The recent-searches Context value is { recent, addRecent }. Why wrap addRecent in useCallback?

  • To give it a stable identity so the context value doesn't change every render and force consumers to re-render
  • To make addRecent run faster
  • Because Context requires useCallback
  • To prevent addRecent from being called twice

Answer: To give it a stable identity so the context value doesn't change every render and force consumers to re-render. A stable function identity keeps the context value object from changing each render, which would otherwise re-render every consumer and break effects depending on addRecent.

When would you reach for Zustand or Redux Toolkit instead of Context here?

  • When the app has only one component
  • Whenever you fetch data
  • When shared state updates frequently and is read by many components, where selectors avoid broad re-renders
  • Never; Context always scales better

Answer: When shared state updates frequently and is read by many components, where selectors avoid broad re-renders. Stores with selectors (Zustand) or slices and memoized selectors (Redux Toolkit) let components subscribe to just the slice they use, avoiding the broad re-renders Context can cause.

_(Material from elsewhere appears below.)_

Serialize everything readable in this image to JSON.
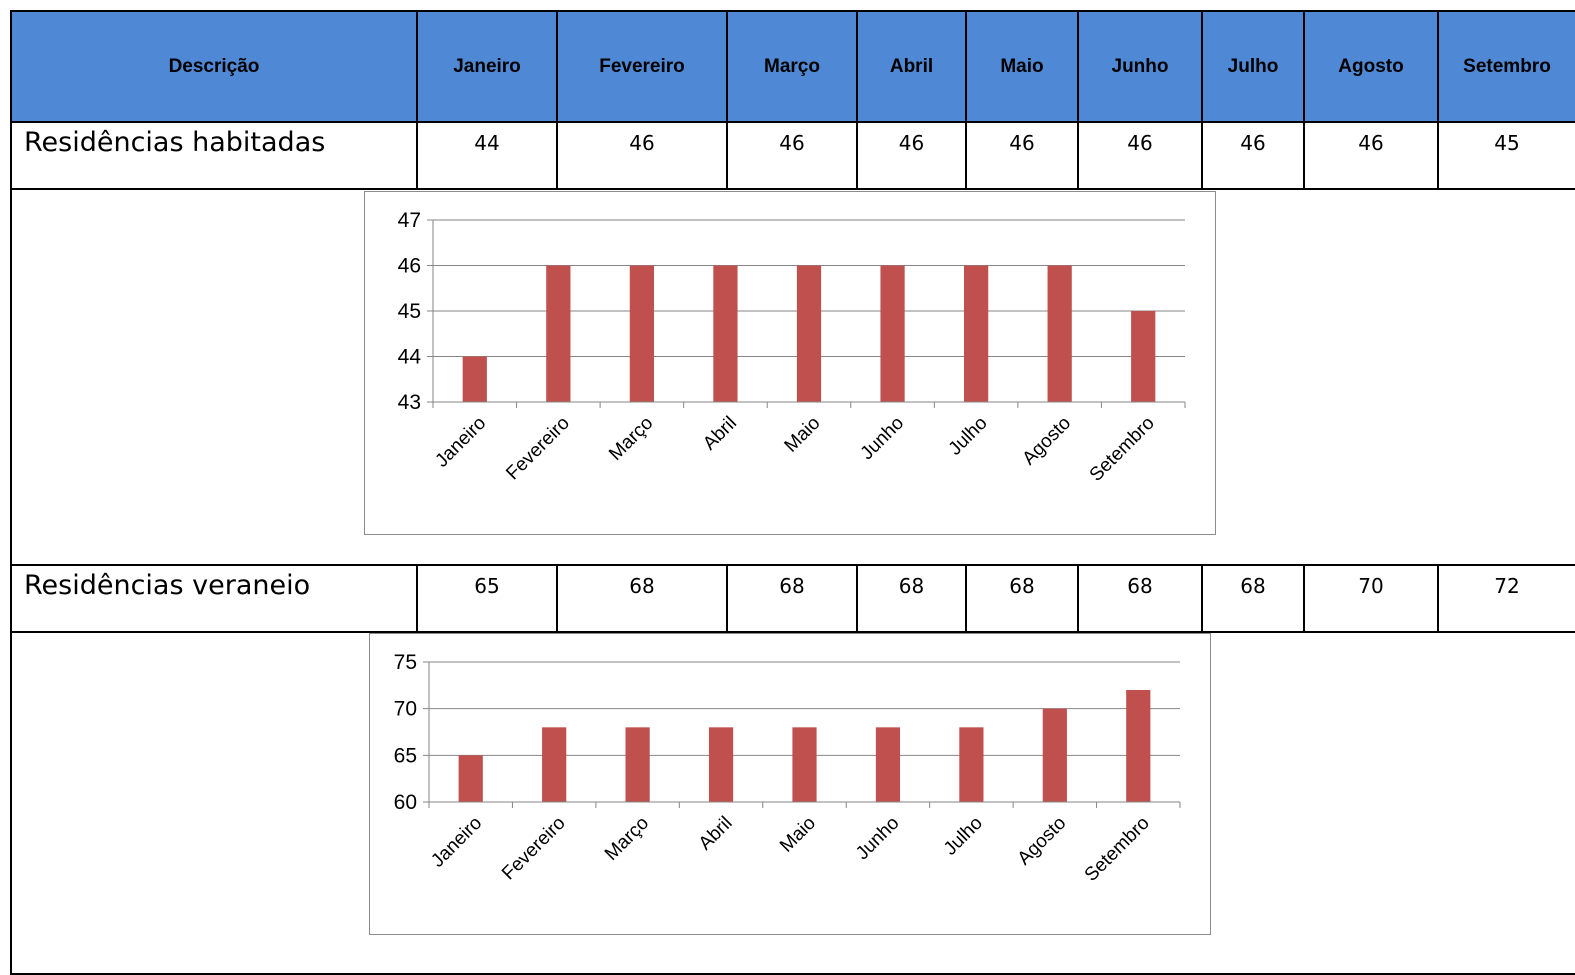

Why must you check res.ok when fetching from an API like GitHub?

  • fetch rejects on any HTTP error automatically
  • fetch only rejects on network failure, so a 404 still resolves; check res.ok and throw yourself
  • res.ok is required to parse JSON
  • It is not necessary

Answer: fetch only rejects on network failure, so a 404 still resolves; check res.ok and throw yourself. fetch resolves even on a 404. Without checking res.ok and throwing, your error branch never runs and a 404 is treated as success.

For the recent-searches list, what is the correct order to dedupe and cap entries?

  • Cap to 5 first, then filter duplicates
  • Append to the end and never cap
  • Sort alphabetically then slice
  • Filter out the existing name, prepend the new one, then cap the length

Answer: Filter out the existing name, prepend the new one, then cap the length. Remove any earlier duplicate, put the new name at the front (most recent first), then slice to the cap. Order matters.

In the GitHub search, why keep the search result local to App but the recent list in Context?

  • Context cannot hold arrays
  • Only App needs the user object, while both the list and other components may read the recent history
  • Local state is always faster
  • Results must never be shared

Answer: Only App needs the user object, while both the list and other components may read the recent history. Keep data local to the component that owns it; share via Context only when multiple components need it, like the recent-searches history.

What is a clean rule of thumb for choosing where state should live?

  • Always put everything in global state
  • Always use a reducer
  • Keep it local unless two or more components need it; then lift it or use Context
  • Store everything in localStorage

Answer: Keep it local unless two or more components need it; then lift it or use Context. Start local; lift to a common parent or Context only when several components need the same value, and reach for a store when it updates often across many readers.